CW:  You mention Harry Potter - a concern for many parents. 

DB:  You have to be careful with Harry Potter, because we can't blame all the problems on J. K. Rowling and the effect that she has had. [But] she writes stories about witchcraft targeted toward children. That is the concern. If you are 8 to 12 years old, and you read a story that is fascinating about aspects of witchcraft, you want to know more. So, I don't recommend [Harry Potter] for children, necessarily.

CW:  So, what are some signs parents can look out for that their teen might be involved in Wicca, and how can they steer their kids back to Christ?   

DB:  Certainly, you are the adult here as the parent. That is first and foremost. So, you help control what your child is exposed to, whether it is films or online viewing or beyond.   

The second thing: You have to have a trusting relationship with your child.
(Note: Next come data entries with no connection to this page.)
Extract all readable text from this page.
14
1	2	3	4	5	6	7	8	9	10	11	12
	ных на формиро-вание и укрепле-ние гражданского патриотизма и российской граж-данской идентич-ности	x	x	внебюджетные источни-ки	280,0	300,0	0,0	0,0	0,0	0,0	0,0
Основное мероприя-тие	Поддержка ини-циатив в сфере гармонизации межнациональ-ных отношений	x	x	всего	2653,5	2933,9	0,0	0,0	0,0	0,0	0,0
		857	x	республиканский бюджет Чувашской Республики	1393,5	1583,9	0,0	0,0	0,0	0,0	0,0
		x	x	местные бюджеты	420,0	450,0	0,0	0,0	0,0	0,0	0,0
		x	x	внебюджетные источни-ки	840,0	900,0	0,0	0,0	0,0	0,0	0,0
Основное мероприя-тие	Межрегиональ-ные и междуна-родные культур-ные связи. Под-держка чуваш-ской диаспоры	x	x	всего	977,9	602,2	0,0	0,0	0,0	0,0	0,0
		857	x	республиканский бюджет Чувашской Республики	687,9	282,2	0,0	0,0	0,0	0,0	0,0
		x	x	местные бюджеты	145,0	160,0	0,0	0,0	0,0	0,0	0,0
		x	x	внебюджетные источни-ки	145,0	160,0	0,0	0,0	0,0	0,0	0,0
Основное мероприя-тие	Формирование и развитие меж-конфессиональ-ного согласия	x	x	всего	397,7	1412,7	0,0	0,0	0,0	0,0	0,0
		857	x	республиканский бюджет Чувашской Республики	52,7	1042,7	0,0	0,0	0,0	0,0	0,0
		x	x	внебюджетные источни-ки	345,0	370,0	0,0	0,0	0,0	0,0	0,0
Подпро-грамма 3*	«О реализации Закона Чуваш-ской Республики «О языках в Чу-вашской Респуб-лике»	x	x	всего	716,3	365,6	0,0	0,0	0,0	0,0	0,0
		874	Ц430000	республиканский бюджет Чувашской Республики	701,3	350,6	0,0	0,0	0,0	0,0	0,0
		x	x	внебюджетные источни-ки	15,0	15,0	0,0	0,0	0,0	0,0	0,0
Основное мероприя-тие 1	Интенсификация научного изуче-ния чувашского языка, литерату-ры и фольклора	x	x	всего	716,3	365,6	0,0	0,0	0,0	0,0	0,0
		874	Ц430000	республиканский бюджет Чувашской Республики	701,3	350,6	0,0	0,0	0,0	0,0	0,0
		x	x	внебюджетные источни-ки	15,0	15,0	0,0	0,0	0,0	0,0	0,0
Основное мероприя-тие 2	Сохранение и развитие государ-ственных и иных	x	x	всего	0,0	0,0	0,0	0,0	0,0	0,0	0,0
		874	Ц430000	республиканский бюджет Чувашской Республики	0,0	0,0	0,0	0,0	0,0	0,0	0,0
Because when they come into this stage of life, when they are questioning their beliefs, they are looking at alternative ideas. They are going to ask someone questions about that. You want that person to be you, as the parent, versus someone online or a friend at school who may be involved in Wicca or witchcraft of some form.   

Beyond that, there are some signs you can be looking for --

If they are keeping some kind of secret diary they are not willing to share. Sometimes that has nothing to do with witchcraft, but [can be] one indicator because the Book of Shadows is a very common practice. Another thing is if they spend an inordinate amount of time online [googling] witchcraft and … sites, such as Witchvox.com or the Witchschool.com. We have used those for our research but they can have a very harmful influence on a teenager or young person.   
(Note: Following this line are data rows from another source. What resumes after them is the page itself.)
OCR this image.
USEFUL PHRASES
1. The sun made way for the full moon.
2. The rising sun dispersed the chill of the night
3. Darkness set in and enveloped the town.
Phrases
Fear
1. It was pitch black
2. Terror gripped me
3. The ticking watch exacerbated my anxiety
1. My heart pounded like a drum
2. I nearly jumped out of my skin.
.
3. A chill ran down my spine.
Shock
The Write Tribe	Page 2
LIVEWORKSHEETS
If you see these kinds of warning signs, there are things you can do. There is a ministry called Covenant Eyes (Covenanteyes.com), and they originally started as a group for parents to filter what their children view online in terms of pornography and sexual content. They also have resources to do the same thing for viewing occult type of materials. 

Then, in your churches, you have to talk about the subject. A Barna study on the supernatural showed that fewer than 20% of teenagers are exposed to any kind of teaching involving the paranormal. So, we have to at least address it, not be afraid of it, because if we do believe Jesus is the Way, the Truth, and the Life, the power that we have in us is greater than the power of the world.   

CW:  There's a lot of good information in Generation Hex, and I know we haven't covered it all here. Is there anything else you'd like to share with readers before wrapping up?

MA:  Sure, I just wanted to share about our approach. There are many books out there that just say, "Witchcraft is wrong, and her is why. The Bible says, ‘You are going to hell.'"  We didn't want to take that approach. We wanted to be able to talk with real Wiccans and create an open door rather than a closed door. We found that many of these people have been very hurt and persecuted by non-Christens and by Christians, and that really is heartbreaking because we are called to share the Gospel with every person.   

God loves these people, and he is drawing them to himself. I am not afraid to share [the Gospel] with a Buddhist, why would I be afraid to share with a Wiccan?   

DB:  In one of the chapters in the book we talk about how studying Wicca has strengthened our faith in Christ. It seems like such a paradox when you put it that way, but what we mean by that is as we studied Wicca, we saw time and time again people we interviewed who were very open about their faith in paganism and the god and the goddess that they worship. We thought, How many Christians are really that open about their faith, who aren't afraid to share about what they believe?    

It was a wake-up call to me -- to see other people who believe something strongly [who] are willing to stand up for it. As Christians, we should not fear doing the same thing, not be ashamed of the Gospel, but do as the apostle Paul said -- to speak the truth in love. (Ephesians 4:15)  We have a message that is exclusive, that is tough, that stands for Jesus only, but at the same time we have to communicate that in the context of love. It will make a difference in the lives around us.